What about the following sentence:

"Dynamically modifying the AP matrix for a running guest (which would
amount to hot(un)plug of AP devices for the guest) is currently not
supported."

> 
> >  
> >> +
> >> +* Live guest migration is not supported for guests using AP devices.  
> > Migration and vfio is an interesting area in general :) Would be great
> > if vfio-ap could benefit from any generic efforts in that area, but
> > that probably requires that someone with access to documentation and
> > hardware keeps an eye on developments.  
> 
> I have briefly looked at some of the articles talking about live migration
> of passthrough devices, but nothing seemed applicable to AP architecture.

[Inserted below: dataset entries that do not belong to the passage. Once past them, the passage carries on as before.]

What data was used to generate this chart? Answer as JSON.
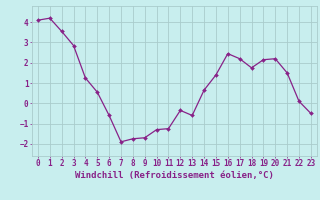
{
  "x": [
    0,
    1,
    2,
    3,
    4,
    5,
    6,
    7,
    8,
    9,
    10,
    11,
    12,
    13,
    14,
    15,
    16,
    17,
    18,
    19,
    20,
    21,
    22,
    23
  ],
  "y": [
    4.1,
    4.2,
    3.55,
    2.85,
    1.25,
    0.55,
    -0.6,
    -1.9,
    -1.75,
    -1.7,
    -1.3,
    -1.25,
    -0.35,
    -0.6,
    0.65,
    1.4,
    2.45,
    2.2,
    1.75,
    2.15,
    2.2,
    1.5,
    0.1,
    -0.5
  ],
  "line_color": "#882288",
  "marker": "D",
  "marker_size": 2.0,
  "linewidth": 0.9,
  "bg_color": "#c8eeee",
  "grid_color": "#aacccc",
  "tick_color": "#882288",
  "xlabel": "Windchill (Refroidissement éolien,°C)",
  "xlabel_fontsize": 6.5,
  "tick_fontsize": 5.5,
  "xlim": [
    -0.5,
    23.5
  ],
  "ylim": [
    -2.6,
    4.8
  ],
  "yticks": [
    -2,
    -1,
    0,
    1,
    2,
    3,
    4
  ],
  "xticks": [
    0,
    1,
    2,
    3,
    4,
    5,
    6,
    7,
    8,
    9,
    10,
    11,
    12,
    13,
    14,
    15,
    16,
    17,
    18,
    19,
    20,
    21,
    22,
    23
  ]
}
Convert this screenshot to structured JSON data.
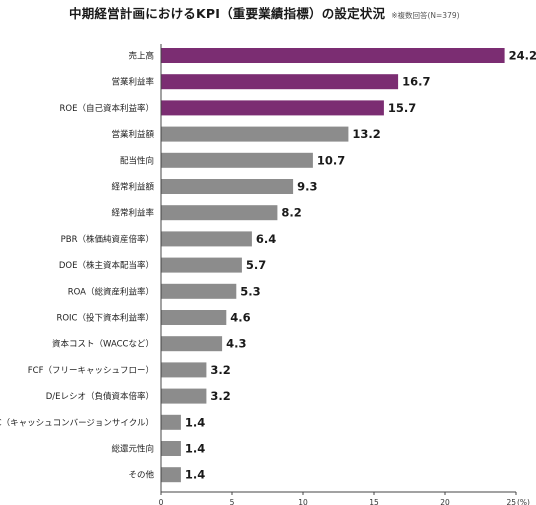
{
  "title": "中期経営計画におけるKPI（重要業績指標）の設定状況",
  "note": "※複数回答(N=379)",
  "colors": {
    "highlight": "#7b2d72",
    "normal": "#8c8c8c",
    "axis": "#444444",
    "grid": "#e8e8e8"
  },
  "chart_data": {
    "type": "bar",
    "orientation": "horizontal",
    "title": "中期経営計画におけるKPI（重要業績指標）の設定状況",
    "xlabel": "",
    "unit": "(%)",
    "xlim": [
      0,
      25
    ],
    "xticks": [
      0,
      5,
      10,
      15,
      20,
      25
    ],
    "grid": false,
    "categories": [
      "売上高",
      "営業利益率",
      "ROE（自己資本利益率）",
      "営業利益額",
      "配当性向",
      "経常利益額",
      "経常利益率",
      "PBR（株価純資産倍率）",
      "DOE（株主資本配当率）",
      "ROA（総資産利益率）",
      "ROIC（投下資本利益率）",
      "資本コスト（WACCなど）",
      "FCF（フリーキャッシュフロー）",
      "D/Eレシオ（負債資本倍率）",
      "CCC（キャッシュコンバージョンサイクル）",
      "総還元性向",
      "その他"
    ],
    "values": [
      24.2,
      16.7,
      15.7,
      13.2,
      10.7,
      9.3,
      8.2,
      6.4,
      5.7,
      5.3,
      4.6,
      4.3,
      3.2,
      3.2,
      1.4,
      1.4,
      1.4
    ],
    "value_labels": [
      "24.2",
      "16.7",
      "15.7",
      "13.2",
      "10.7",
      "9.3",
      "8.2",
      "6.4",
      "5.7",
      "5.3",
      "4.6",
      "4.3",
      "3.2",
      "3.2",
      "1.4",
      "1.4",
      "1.4"
    ],
    "highlighted": [
      true,
      true,
      true,
      false,
      false,
      false,
      false,
      false,
      false,
      false,
      false,
      false,
      false,
      false,
      false,
      false,
      false
    ]
  }
}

Most of the approaches to live migration of vfio devices are focused on
pci devices; even ccw devices have different needs. Any halfway generic
approach would need a common part and a backend-specific part anyway, I
think.

>  From my limited perspective, it would seem that architectural changes
> would have to be implemented to fully support live migration of in-process
> AP queues.

From what I have seen of the AP virtualization architecture, this may
very well be the case. I'll keep AP in the back of my head, but it's
probably better to focus on the easier targets first.